Now in fact, this entire (to my mind always fanciful) notion has become unstuck. Just as France in the aftermath of Mai Soixante-huit became a more introvert and less of a Great Power of Charles de Gaulle's vision, so Turkey will become a more introverted and less rhetorically bombastic regional power. As the American intelligence forecasting firm, Stratfor noted yesterday:
"Though dissent is rising, Erdogan and the Justice and Development Party still have a substantial support base, and the opposition continues to lack a credible political alternative (local elections scheduled for October likely will indicate how much support for the party has waned).

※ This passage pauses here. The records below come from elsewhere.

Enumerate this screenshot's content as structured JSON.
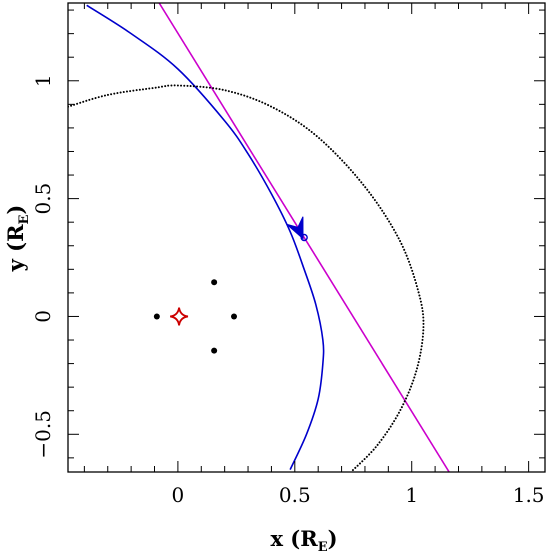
{
  "chart_data": {
    "type": "line",
    "title": "",
    "xlabel": {
      "text": "x (R",
      "sub": "E",
      "close": ")"
    },
    "ylabel": {
      "text": "y (R",
      "sub": "E",
      "close": ")"
    },
    "xlim": [
      -0.47,
      1.57
    ],
    "ylim": [
      -0.66,
      1.33
    ],
    "x_ticks": [
      {
        "value": 0,
        "label": "0"
      },
      {
        "value": 0.5,
        "label": "0.5"
      },
      {
        "value": 1,
        "label": "1"
      },
      {
        "value": 1.5,
        "label": "1.5"
      }
    ],
    "y_ticks": [
      {
        "value": -0.5,
        "label": "−0.5"
      },
      {
        "value": 0,
        "label": "0"
      },
      {
        "value": 0.5,
        "label": "0.5"
      },
      {
        "value": 1,
        "label": "1"
      }
    ],
    "x_minor_step": 0.1,
    "y_minor_step": 0.1,
    "grid": false,
    "legend": "none",
    "series": [
      {
        "style": "solid",
        "color": "#0000cc",
        "x": [
          -0.39,
          -0.2,
          0.0,
          0.2,
          0.3,
          0.4,
          0.48,
          0.54,
          0.59,
          0.62,
          0.62,
          0.6,
          0.55,
          0.48
        ],
        "y": [
          1.32,
          1.2,
          1.05,
          0.83,
          0.69,
          0.52,
          0.36,
          0.2,
          0.05,
          -0.1,
          -0.2,
          -0.35,
          -0.5,
          -0.65
        ]
      },
      {
        "style": "solid",
        "color": "#cc00cc",
        "x": [
          -0.08,
          1.16
        ],
        "y": [
          1.33,
          -0.66
        ]
      },
      {
        "style": "dotted",
        "color": "#000000",
        "x": [
          -0.47,
          -0.3,
          -0.1,
          0.0,
          0.2,
          0.4,
          0.6,
          0.8,
          0.95,
          1.03,
          1.05,
          1.02,
          0.95,
          0.85,
          0.74
        ],
        "y": [
          0.89,
          0.94,
          0.97,
          0.98,
          0.96,
          0.89,
          0.76,
          0.55,
          0.32,
          0.1,
          -0.05,
          -0.23,
          -0.4,
          -0.55,
          -0.66
        ]
      }
    ],
    "markers": [
      {
        "shape": "dot",
        "color": "#000000",
        "x": -0.09,
        "y": 0.0
      },
      {
        "shape": "dot",
        "color": "#000000",
        "x": 0.24,
        "y": 0.0
      },
      {
        "shape": "dot",
        "color": "#000000",
        "x": 0.155,
        "y": 0.145
      },
      {
        "shape": "dot",
        "color": "#000000",
        "x": 0.155,
        "y": -0.145
      },
      {
        "shape": "astroid",
        "color": "#cc0000",
        "x": 0.005,
        "y": 0.0,
        "size": 0.038
      },
      {
        "shape": "ring",
        "color": "#0000cc",
        "x": 0.54,
        "y": 0.335
      },
      {
        "shape": "arrowhead",
        "color": "#0000cc",
        "x": 0.535,
        "y": 0.33,
        "dx": 0.42,
        "dy": -0.92
      }
    ]
  }
}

At the same time, Turkey is pursuing a highly ambitious agenda abroad, from negotiating peace with Kurdish militants and developing oil pipelines in Iraqi Kurdistan to trying to fend off Syrian-backed militant attacks. Turkey was already highly constrained in pursuing these foreign policy goals, but they will take second place to Turkey's growing political distractions at home as Erdogan prioritizes the growing domestic challenges and as foreign adversaries such as Syria try to take advantage of preoccupied Turkish security forces to try to sponsor more attacks inside Turkey 2."

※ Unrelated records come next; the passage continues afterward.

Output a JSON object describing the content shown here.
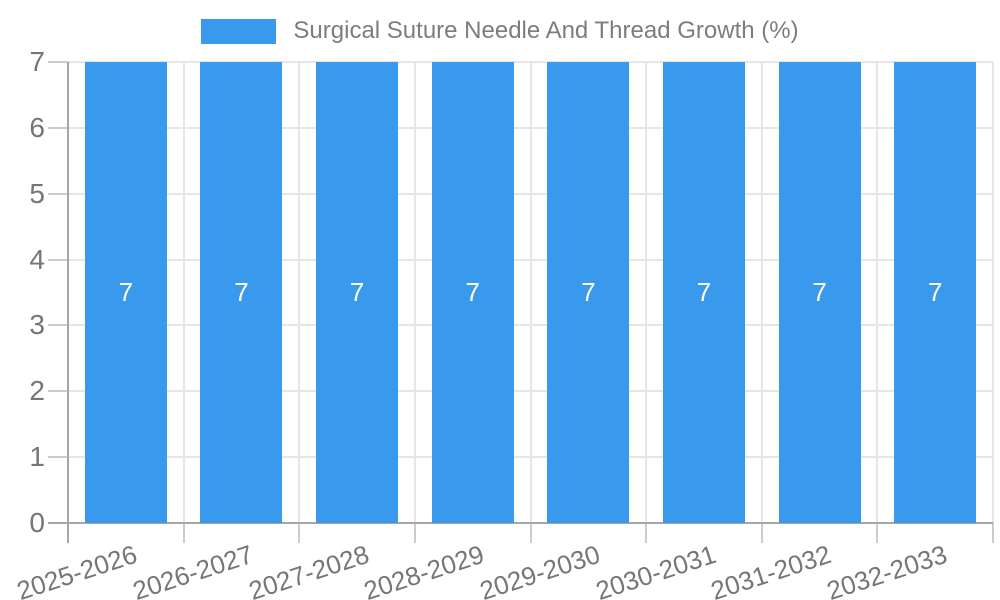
{
  "legend": {
    "label": "Surgical Suture Needle And Thread Growth (%)"
  },
  "chart_data": {
    "type": "bar",
    "title": "Surgical Suture Needle And Thread Growth (%)",
    "categories": [
      "2025-2026",
      "2026-2027",
      "2027-2028",
      "2028-2029",
      "2029-2030",
      "2030-2031",
      "2031-2032",
      "2032-2033"
    ],
    "series": [
      {
        "name": "Surgical Suture Needle And Thread Growth (%)",
        "values": [
          7,
          7,
          7,
          7,
          7,
          7,
          7,
          7
        ]
      }
    ],
    "xlabel": "",
    "ylabel": "",
    "ylim": [
      0,
      7
    ],
    "yticks": [
      0,
      1,
      2,
      3,
      4,
      5,
      6,
      7
    ],
    "grid": true,
    "legend_position": "top-center",
    "bar_labels_shown": true,
    "style": {
      "bar_color": "#3999EC",
      "bar_label_color": "#FFFFFF",
      "grid_color": "#E6E6E6",
      "tick_color": "#CCCCCC",
      "axis_color": "#A6A6A6",
      "text_color": "#767676",
      "legend_text_color": "#7D7D7D",
      "background_color": "#FFFFFF"
    }
  }
}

For those who had dubious idea that Erdogan's Turkey would resurrect the hollow 'greatness' of the Ottoman Empire, this turn of events looks unfortunate. For those of us who remembers Gladstone's essential truism about Ottoman Empire, the recent events are all to the good 3.

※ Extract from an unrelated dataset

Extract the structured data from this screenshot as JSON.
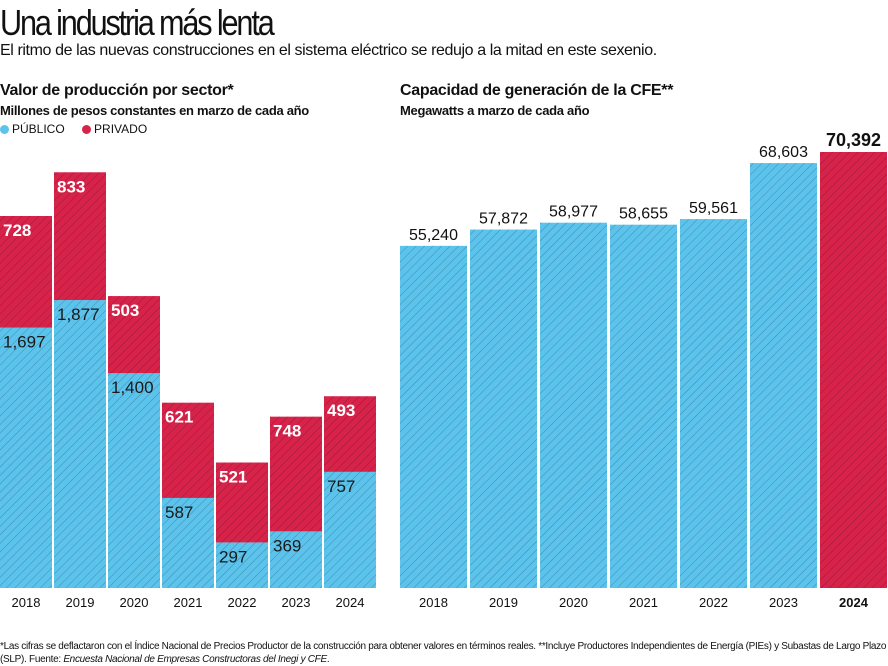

1. Phillip Stephens, "West must offer Turkey a proper seat." The Financial Times. June 17, 2010, in www.ft.com.
2. Stratfor, "Analysis: Turkey's Violent Protests in Context." Stratfor: Strategic Forecasting. 3 June 2013, in http://www.stratfor.com/analysis/turkeys-violent-protests-context.com
3."Let the Turks now carry away their abuses, in the only possible manner, namely, by carrying off themselves. Their Zaptiehs and their Mudirs, their Bimbashis and Yuzbachis, their Kaimakans and their Pashas, one and all, bag and baggage, shall, I hope, clear out from the province that they have desolated and profaned. This thorough riddance, this most blessed deliverance, is the only reparation we can make to those heaps and heaps of dead, the violated purity alike of matron and of maiden and of child; to the civilization which has been affronted and shamed; to the laws of God, or, if you like, of Allah; to the moral sense of mankind at large. There is not a criminal in a European jail, there is not a criminal in the South Sea Islands, whose indignation would not rise and over-boil at the recital of that which has been done, which has too late been examined, but which remains unavenged, which has left behind all the foul and all the fierce passions which produced it and which may again spring up in another murderous harvest from the soil soaked and reeking with blood and in the air tainted with every imaginable deed of crime and shame. That such things should be done once is a damning disgrace to the portion of our race which did them; that the door should be left open to their ever so barely possible repetition would spread that shame over the world." William Ewart Gladstone. The Bulgarian Horrors and the Questions of the East (1876).